On Thu, Aug 29, 2013 at 12:41:16PM -0700, Sean Kelly wrote:
> On Aug 29, 2013, at 11:57 AM, H. S. Teoh <hsteoh at quickfur.ath.cx> wrote:
> > 
> > One way is to write the core code of std.xml in such a way that it
> > handles all data as ubyte[] (or ushort[]/uint[] for 16-bit/32-bit
> > encodings) so that it's encoding-independent. Then on top of this
> > core, write some convenience wrappers that casts/converts to string,
> > wstring, dstring.
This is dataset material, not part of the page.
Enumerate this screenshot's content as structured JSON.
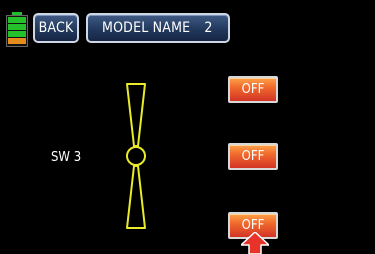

As an initial stab, we could support only UTF-8,
> > UTF-16, UTF-32 if the user asks for string/wstring/dstring, and
> > leave XML in other encodings up to the user to decode manually. This
> > way, at least the user can get the data out of the file.
> > 
> > Later on, once we've gotten our act together with std.encoding, we
> > can hook it up to std.xml to provide autoconversion.
> 
> As long autoconversion is optional.  When parsing XML or JSON or
> whatever, I generally only care about specific strings, and sometimes
> don't want anything decoded at all.  Having decoding done
> automatically before the event fires is a huge and potentially
> unnecessary performance hit.  Not doing this decoding automatically is
> what makes the Tango XML parser so fast.

Right, that's why I said the core of std.xml should handle everything as
bytes, only specially treating the ASCII values of <, >, &, and other
metacharacters. The tagname and tag body should just be a range over
segments of the input.


T

-- 
What are you when you run out of Monet? Baroque.